3) I've tired to dig through sigrok-firmware-fx2lafw, but there's a lot of datasheet to get through; here's what I ended up with:

diff --git a/gpif-acquisition.c b/gpif-acquisition.c
index 7d3dcb6..f63b8b8 100644
--- a/gpif-acquisition.c
+++ b/gpif-acquisition.c
@@ -263,7 +263,7 @@ void gpif_poll(void)
                SYNCDELAY();
 
                /* Reset EP2. */
-               FIFORESET = 0x02;
+               FIFORESET = 0x82;
                SYNCDELAY();
 
                /* Return to auto mode. */

Post this match I've seen zero instances of no data. But I do still see some buffer overruns in firmware stop gpif workflow in first second or so, if it gets past the first few seconds it works great.

On this patch;

TRM Ref F: has an example for resetting auto-out endpoints, and it matches exactly gpif-acquisition.c before my patch. But... could it be a typo? Why would you write 0x02 which would release NAK ALL, and then two lines later release NAK ALL again? 

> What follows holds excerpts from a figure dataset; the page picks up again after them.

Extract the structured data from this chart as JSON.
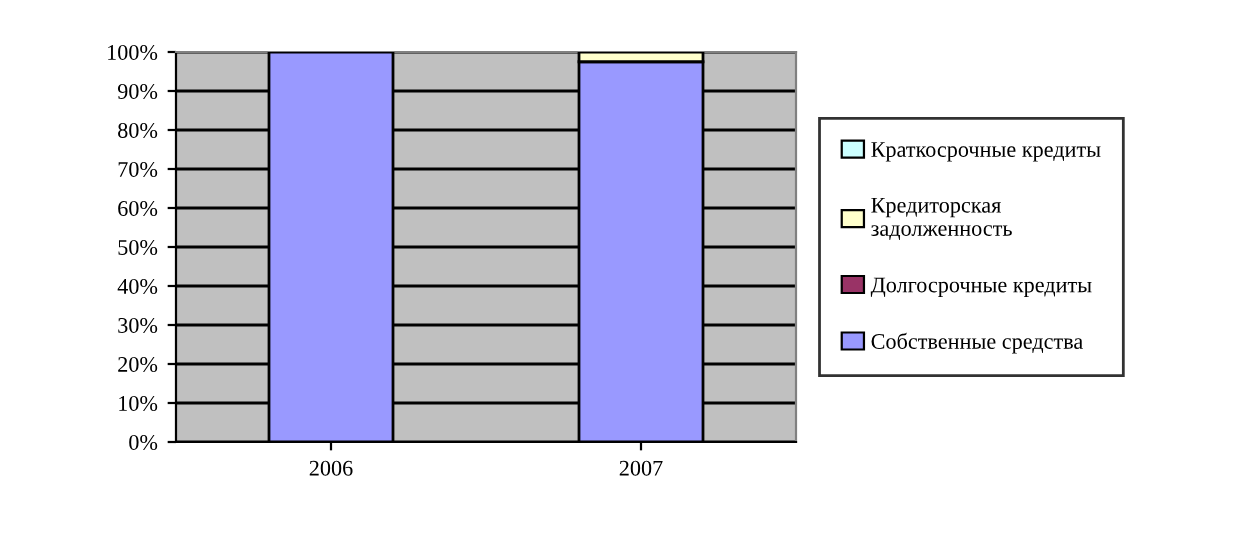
{
  "chart_data": {
    "type": "bar",
    "stacked": true,
    "categories": [
      "2006",
      "2007"
    ],
    "series": [
      {
        "name": "Собственные средства",
        "color": "#9999ff",
        "values": [
          100,
          97.5
        ]
      },
      {
        "name": "Долгосрочные кредиты",
        "color": "#993366",
        "values": [
          0,
          0
        ]
      },
      {
        "name": "Кредиторская\nзадолженность",
        "color": "#ffffcc",
        "values": [
          0,
          2.5
        ]
      },
      {
        "name": "Краткосрочные кредиты",
        "color": "#ccffff",
        "values": [
          0,
          0
        ]
      }
    ],
    "ylim": [
      0,
      100
    ],
    "yticks": [
      {
        "value": 0,
        "label": "0%"
      },
      {
        "value": 10,
        "label": "10%"
      },
      {
        "value": 20,
        "label": "20%"
      },
      {
        "value": 30,
        "label": "30%"
      },
      {
        "value": 40,
        "label": "40%"
      },
      {
        "value": 50,
        "label": "50%"
      },
      {
        "value": 60,
        "label": "60%"
      },
      {
        "value": 70,
        "label": "70%"
      },
      {
        "value": 80,
        "label": "80%"
      },
      {
        "value": 90,
        "label": "90%"
      },
      {
        "value": 100,
        "label": "100%"
      }
    ],
    "grid": "y",
    "legend": "right"
  }
}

Presumably its not safe to release NAK ALL until the endpoint is back in auto-in?

Comment 6 Braiden Kindt 2018-01-17 01:11:20 CET

Created attachment 378 [details]
Don't release NACK ALL until back in AUTOIN mode.

I _think_ that writing 0x02 releases the NACK ALL before putting the device back in auto mode. This could result in one or more bulk in from host stealing buffer from endpoint being reset?

Comment 7 Uwe Hermann 2018-01-17 18:00:25 CET

Hi, as far as we can tell/test this issue should be fixed in cfeb1a3602f587eb981c4ce1f9ff368997f4e0e0, thanks a lot to Stefan Bruens, Piotr Esden-Tempski and others for investigating, testing and fixing the issue!

Closing this issue for now, but please everyone test this new version on as many different PCs and laptops as possible, since previous iterations of the patches have shown issues on some boxes but worked fine on others.

If this specific issue is still happening for some systems, please feel free to reopen the bug.